Step 1:
Fast-Start Failover: Installation. The FSFO application software is automatically loaded as part of the
standard installation when an Oracle 11g database home is created. Either DGMGRL or Oracle EM Grid Control
can be used to control the FSFO when a complete database home installation is present. Alternatively,
FSFO may be installed by downloading the Oracle 11g Client installation software from otn.oracle.com and
then installing just the Oracle Client Administrator on the desired server; however, it’s important to
note that when it has been installed on a separate server, the FSFO can only be managed via the DGMGRL utility.
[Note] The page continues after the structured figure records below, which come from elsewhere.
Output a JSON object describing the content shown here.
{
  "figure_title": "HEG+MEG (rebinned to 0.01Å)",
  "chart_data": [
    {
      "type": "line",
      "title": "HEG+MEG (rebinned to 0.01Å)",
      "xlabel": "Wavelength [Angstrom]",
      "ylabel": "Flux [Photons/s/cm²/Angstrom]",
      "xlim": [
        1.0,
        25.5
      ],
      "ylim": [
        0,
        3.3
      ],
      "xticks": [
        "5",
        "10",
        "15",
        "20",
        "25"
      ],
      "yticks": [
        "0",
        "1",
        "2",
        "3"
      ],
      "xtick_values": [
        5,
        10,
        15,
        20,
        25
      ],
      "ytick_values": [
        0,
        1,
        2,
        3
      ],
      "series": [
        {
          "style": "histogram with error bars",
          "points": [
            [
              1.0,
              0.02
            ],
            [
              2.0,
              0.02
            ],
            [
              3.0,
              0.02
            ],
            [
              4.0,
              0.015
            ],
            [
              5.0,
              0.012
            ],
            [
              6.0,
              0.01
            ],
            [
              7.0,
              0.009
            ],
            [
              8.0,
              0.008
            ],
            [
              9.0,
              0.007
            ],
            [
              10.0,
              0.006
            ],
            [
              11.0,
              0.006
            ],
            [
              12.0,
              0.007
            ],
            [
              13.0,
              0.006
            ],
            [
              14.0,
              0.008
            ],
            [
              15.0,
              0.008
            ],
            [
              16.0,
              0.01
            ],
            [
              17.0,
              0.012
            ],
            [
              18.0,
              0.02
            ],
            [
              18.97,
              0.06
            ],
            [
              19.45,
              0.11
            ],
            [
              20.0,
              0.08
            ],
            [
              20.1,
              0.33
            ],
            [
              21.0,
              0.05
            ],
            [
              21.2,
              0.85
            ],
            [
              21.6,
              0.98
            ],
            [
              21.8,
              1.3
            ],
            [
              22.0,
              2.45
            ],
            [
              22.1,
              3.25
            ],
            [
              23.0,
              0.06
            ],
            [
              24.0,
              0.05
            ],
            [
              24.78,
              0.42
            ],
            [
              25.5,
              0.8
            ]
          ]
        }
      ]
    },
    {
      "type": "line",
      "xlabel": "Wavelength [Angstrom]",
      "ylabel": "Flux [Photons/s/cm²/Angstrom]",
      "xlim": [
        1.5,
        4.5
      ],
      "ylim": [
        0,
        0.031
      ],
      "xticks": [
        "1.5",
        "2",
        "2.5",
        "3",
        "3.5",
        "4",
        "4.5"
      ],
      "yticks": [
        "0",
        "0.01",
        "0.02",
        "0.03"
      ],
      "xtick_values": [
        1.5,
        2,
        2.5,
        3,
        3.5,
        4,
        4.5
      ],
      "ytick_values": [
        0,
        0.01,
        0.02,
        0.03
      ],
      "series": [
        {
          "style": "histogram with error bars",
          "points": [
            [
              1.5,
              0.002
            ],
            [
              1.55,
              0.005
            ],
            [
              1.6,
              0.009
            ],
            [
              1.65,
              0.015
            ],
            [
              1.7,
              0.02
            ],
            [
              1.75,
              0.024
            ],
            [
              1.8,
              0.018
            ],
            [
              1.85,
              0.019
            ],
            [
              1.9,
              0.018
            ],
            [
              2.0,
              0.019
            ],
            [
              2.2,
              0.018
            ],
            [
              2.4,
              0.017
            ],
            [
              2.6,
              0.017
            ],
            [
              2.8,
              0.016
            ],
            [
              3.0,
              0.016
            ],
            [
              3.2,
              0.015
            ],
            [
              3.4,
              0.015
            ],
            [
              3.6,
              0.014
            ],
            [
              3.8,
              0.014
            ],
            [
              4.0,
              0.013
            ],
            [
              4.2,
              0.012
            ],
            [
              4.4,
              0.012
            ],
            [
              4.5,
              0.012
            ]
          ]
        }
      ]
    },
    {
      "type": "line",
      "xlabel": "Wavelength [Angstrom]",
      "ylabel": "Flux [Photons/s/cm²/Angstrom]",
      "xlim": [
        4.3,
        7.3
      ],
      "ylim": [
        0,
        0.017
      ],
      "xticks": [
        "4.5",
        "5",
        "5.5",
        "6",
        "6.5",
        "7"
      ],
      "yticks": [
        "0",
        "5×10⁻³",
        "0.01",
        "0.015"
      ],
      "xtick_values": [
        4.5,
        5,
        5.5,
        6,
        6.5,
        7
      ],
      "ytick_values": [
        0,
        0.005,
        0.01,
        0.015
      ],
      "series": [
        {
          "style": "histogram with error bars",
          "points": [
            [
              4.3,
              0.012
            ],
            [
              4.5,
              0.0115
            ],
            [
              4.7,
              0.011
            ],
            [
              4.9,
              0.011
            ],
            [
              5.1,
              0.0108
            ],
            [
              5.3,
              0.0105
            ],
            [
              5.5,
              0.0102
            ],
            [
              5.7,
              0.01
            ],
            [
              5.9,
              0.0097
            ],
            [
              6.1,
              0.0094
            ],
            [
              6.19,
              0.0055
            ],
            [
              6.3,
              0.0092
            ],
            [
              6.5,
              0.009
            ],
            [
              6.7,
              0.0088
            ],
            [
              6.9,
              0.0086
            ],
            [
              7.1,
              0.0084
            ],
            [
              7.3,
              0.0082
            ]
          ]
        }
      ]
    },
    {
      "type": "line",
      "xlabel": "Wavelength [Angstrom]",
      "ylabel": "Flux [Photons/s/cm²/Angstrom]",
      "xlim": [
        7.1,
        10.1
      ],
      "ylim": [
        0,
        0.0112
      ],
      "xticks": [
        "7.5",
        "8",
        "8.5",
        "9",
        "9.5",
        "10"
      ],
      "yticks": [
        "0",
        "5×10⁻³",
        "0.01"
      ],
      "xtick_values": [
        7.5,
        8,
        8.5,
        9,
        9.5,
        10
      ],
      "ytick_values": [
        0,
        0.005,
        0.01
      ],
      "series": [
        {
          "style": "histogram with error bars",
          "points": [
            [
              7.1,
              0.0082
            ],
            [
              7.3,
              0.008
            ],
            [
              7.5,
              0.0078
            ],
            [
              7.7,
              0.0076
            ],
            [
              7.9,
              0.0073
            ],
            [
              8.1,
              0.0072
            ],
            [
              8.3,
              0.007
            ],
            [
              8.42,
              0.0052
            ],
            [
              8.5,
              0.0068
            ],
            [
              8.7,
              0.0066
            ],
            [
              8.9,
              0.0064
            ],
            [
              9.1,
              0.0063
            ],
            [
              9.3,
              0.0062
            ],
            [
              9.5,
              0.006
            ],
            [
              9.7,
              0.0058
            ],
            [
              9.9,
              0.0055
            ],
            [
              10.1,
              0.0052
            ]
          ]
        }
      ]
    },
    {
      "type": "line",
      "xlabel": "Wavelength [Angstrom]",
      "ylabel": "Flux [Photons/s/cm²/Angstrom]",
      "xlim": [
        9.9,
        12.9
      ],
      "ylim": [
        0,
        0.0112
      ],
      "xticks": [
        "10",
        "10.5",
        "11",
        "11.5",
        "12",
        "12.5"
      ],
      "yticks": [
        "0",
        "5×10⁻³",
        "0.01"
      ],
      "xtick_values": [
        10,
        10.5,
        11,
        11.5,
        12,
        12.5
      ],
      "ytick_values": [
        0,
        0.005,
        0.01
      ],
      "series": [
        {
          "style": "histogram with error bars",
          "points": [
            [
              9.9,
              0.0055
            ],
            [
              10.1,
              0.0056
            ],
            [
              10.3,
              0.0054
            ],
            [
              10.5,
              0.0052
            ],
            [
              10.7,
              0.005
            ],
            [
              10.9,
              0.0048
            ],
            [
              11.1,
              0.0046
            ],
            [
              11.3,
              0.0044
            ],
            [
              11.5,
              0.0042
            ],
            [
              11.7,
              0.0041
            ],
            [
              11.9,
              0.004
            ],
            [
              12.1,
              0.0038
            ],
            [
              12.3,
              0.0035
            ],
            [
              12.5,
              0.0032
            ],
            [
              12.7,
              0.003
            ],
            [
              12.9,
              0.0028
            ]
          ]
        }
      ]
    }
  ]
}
Fast-Start Failover: Basic Configuration. Since it’s certainly possible that more than one physical standby database
could exist in a Data Guard configuration, the first thing that I’ll need to establish is which physical standby
database should be paired with the primary database in case a fast-start failover is initiated. I’ll do that by
setting a value for the FastStartFailoverTarget parameter via the DGMGRL utility.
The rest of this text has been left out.